On evaluating the validity of continuous, distributed hydrologic model predictions in spatially heterogeneous Hortonian watersheds
Date of Completion
To improve the usefulness of distributed hydrologic models as effective prediction tools, a detailed evaluation of the validity of distributed hydrologic model predictions in spatially heterogeneous watersheds is necessary. In this study, the distributed-parameter, two-dimensional, hydrologic model, CASCC2D is converted from an event-based model into a continuous one by adding a new parameterization for the simulation of the evolution of soil moisture. This model is calibrated using a 40-day flow record from the outlet of the Goodwin Creek watershed in Mississippi. Areas of the watershed with similar land-use and soil texture properties are changed uniformly during the calibration process. Four validation tests are conducted to test the applicability of continuous CASCC2D for the simulation of catchment dynamics at ungaged internal locations. Results of these tests reveal that the simulations of continuous CASC2D are statistically comparable to the runoff observations at Goodwin Creek.
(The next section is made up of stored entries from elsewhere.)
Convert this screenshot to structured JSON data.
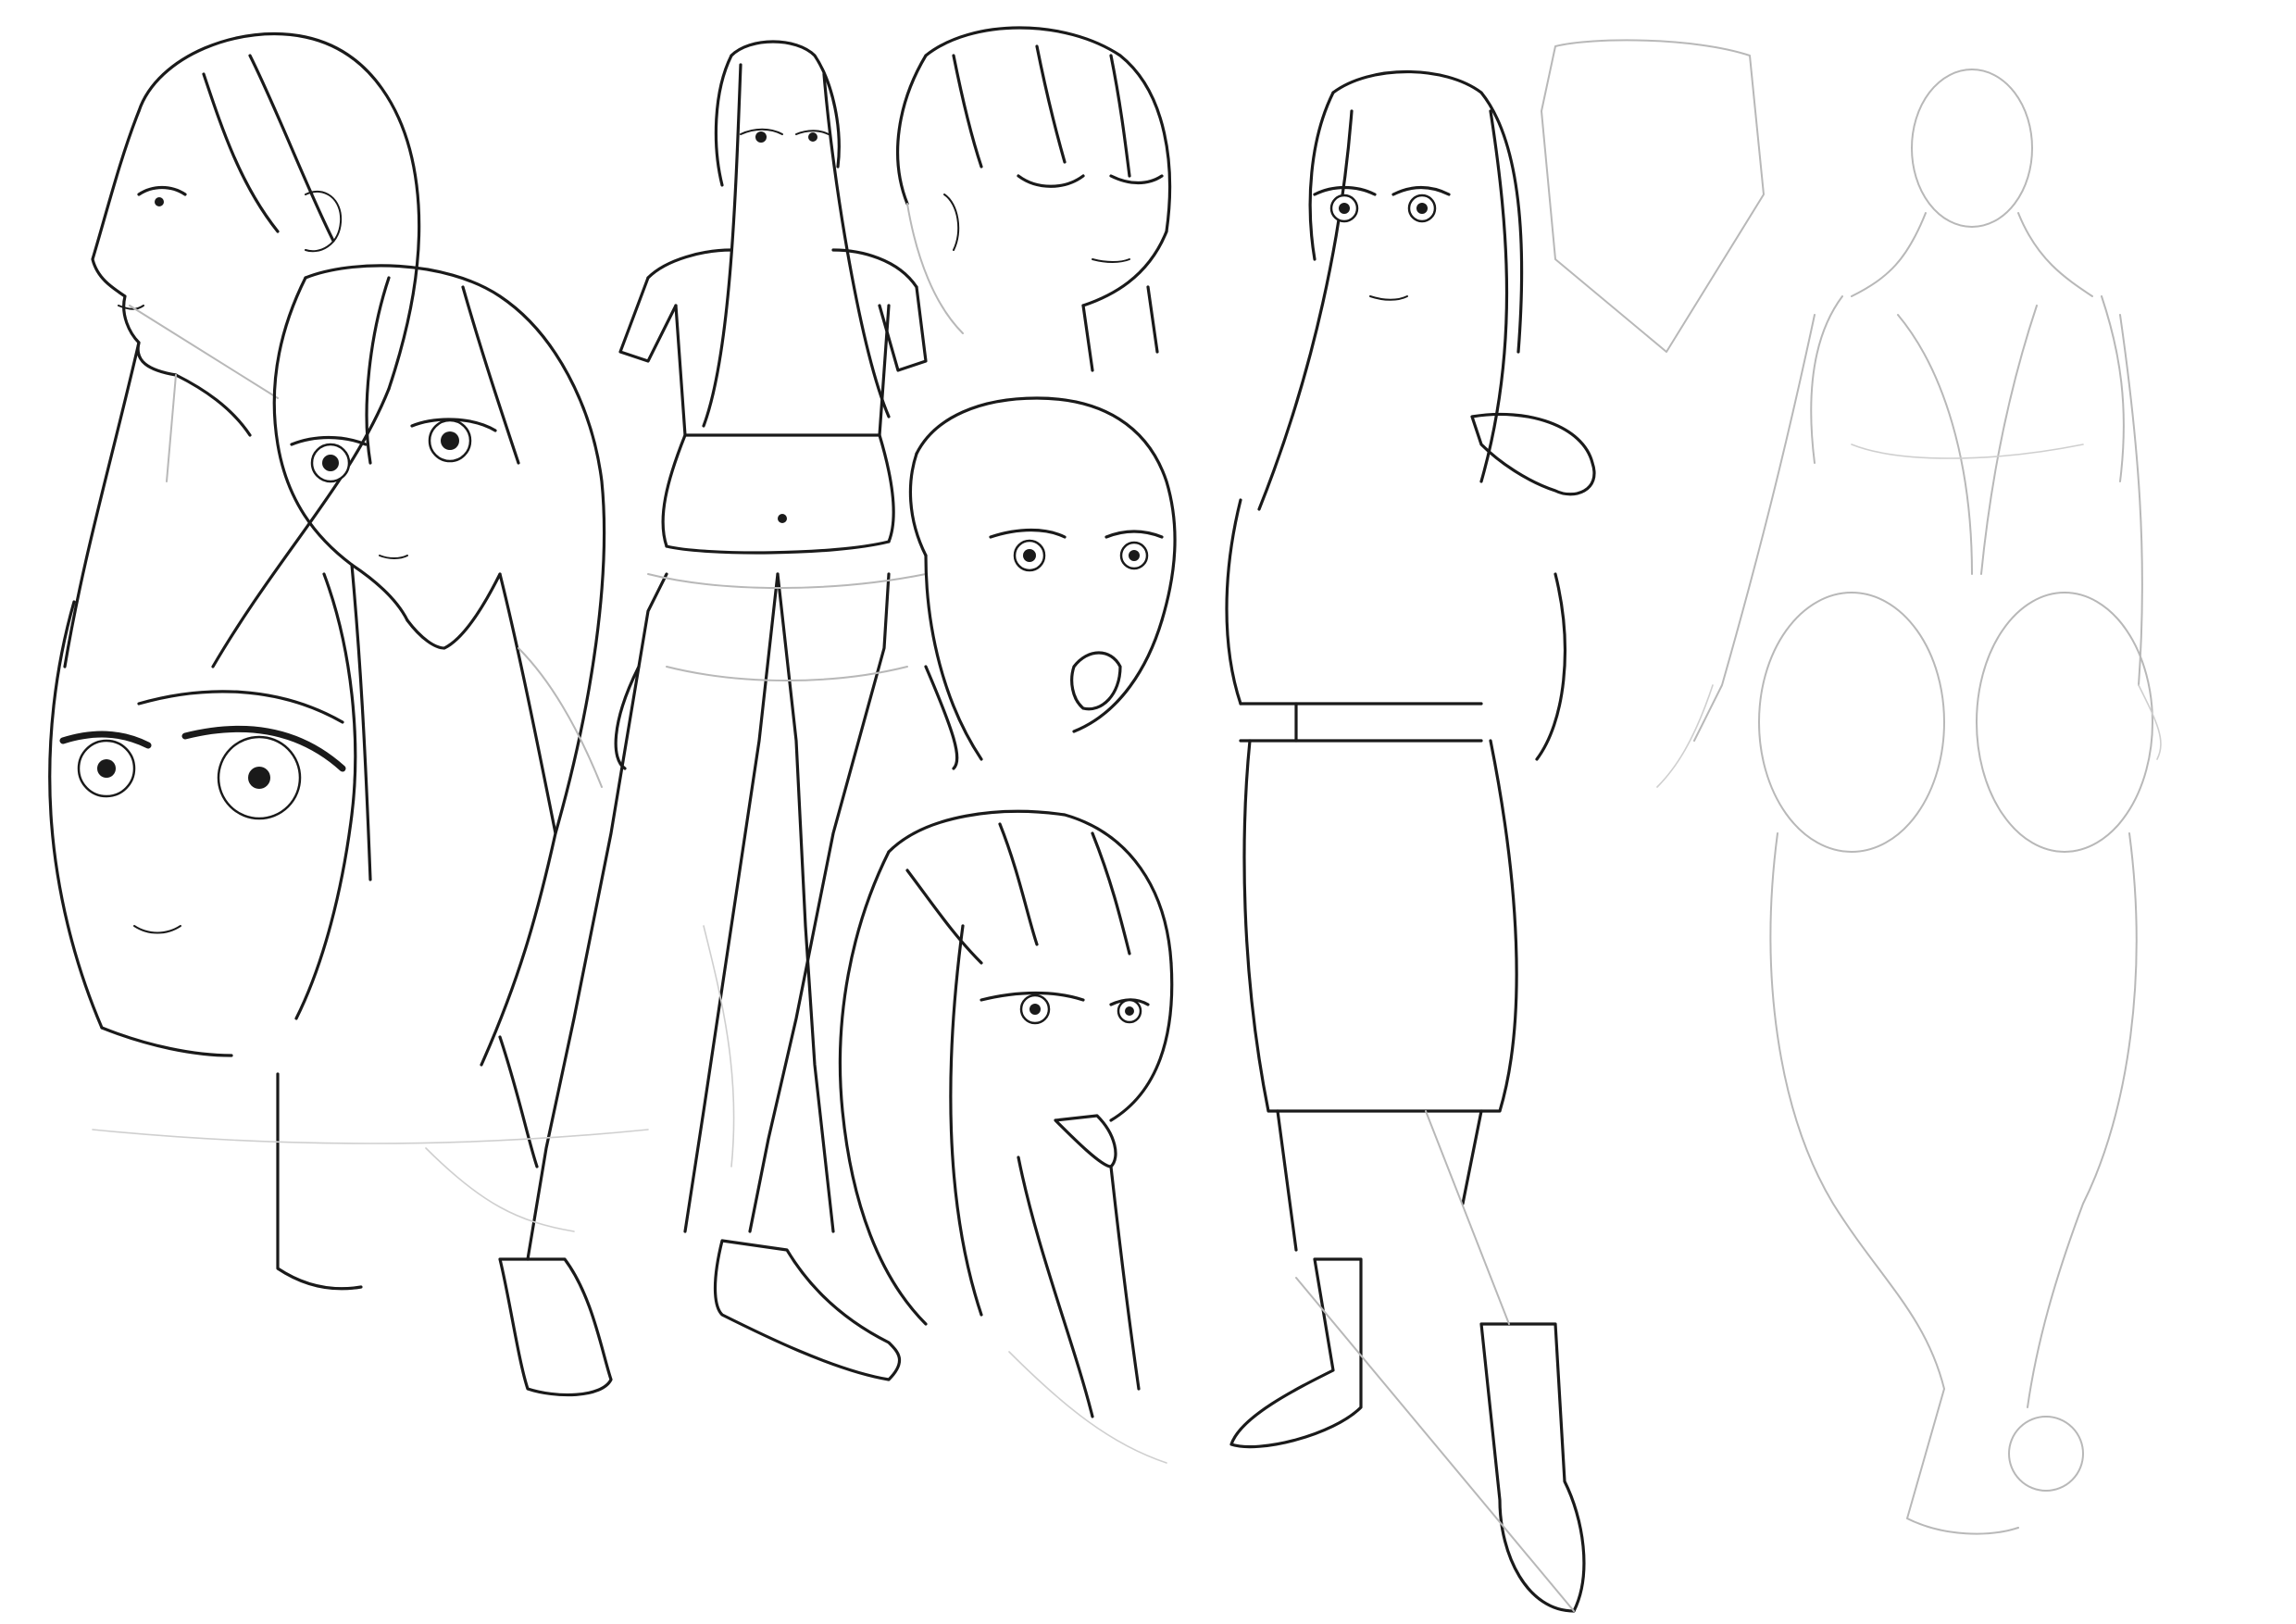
{
  "artwork": {
    "style": "character-sheet line art",
    "palette": {
      "background": "#ffffff",
      "ink": "#1a1a1a",
      "sketch": "#b8b8b8",
      "sketch_light": "#cfcfcf"
    },
    "figures": [
      {
        "id": "profile-head",
        "icon": "head-profile"
      },
      {
        "id": "three-quarter-head",
        "icon": "head-three-quarter"
      },
      {
        "id": "close-up-face",
        "icon": "head-close-up"
      },
      {
        "id": "standing-figure-crop-top",
        "icon": "figure-standing"
      },
      {
        "id": "eyes-closed-head",
        "icon": "head-eyes-closed"
      },
      {
        "id": "shouting-head",
        "icon": "head-shouting"
      },
      {
        "id": "tongue-out-head",
        "icon": "head-tongue-out"
      },
      {
        "id": "uniform-figure",
        "icon": "figure-uniform"
      },
      {
        "id": "construction-sketch-back-view",
        "icon": "figure-sketch"
      }
    ]
  }
}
To compare the effects of parameter uncertainty of distributed hydrologic model predictions with those of a lumped model, two other single-event validation tests and a Monte Carlo uncertainty analysis are conducted by using HEC-1 and CASCC2D Results of this comparative study reveal that, in general, CASC2D model predictions are less uncertain than those of HEC-1. These results also show that Monte Carlo uncertainty analysis causes significant biases in expected runoff volume. A more detailed Monte Carlo uncertainty analysis is conducted using continuous CASC2D to investigate the effect of increased spatial heterogeneity of saturated hydraulic conductivity (Ks) on model predictions. Results of this investigation confirm that increased spatial heterogeneity of Ks leads to an over-prediction in expected runoff volume and peak discharge. A hypothetical catchment with an open-book type of configuration is used to investigate the effect of this bias on model predictions under different combinations of rainfall and initial soil-moisture conditions, and coefficients of variation of Ks. Results of this study show that intense, short-duration rainfall-events in watersheds with highly spatially-varied Ks-values lead to significant increases in sampling biases. These findings also show that the coefficient of variation of Ks has the most significant impact on sampling biases. ^
Senarath, Sharika Upendra Sedara, "On evaluating the validity of continuous, distributed hydrologic model predictions in spatially heterogeneous Hortonian watersheds" (2000). Doctoral Dissertations. AAI9997206.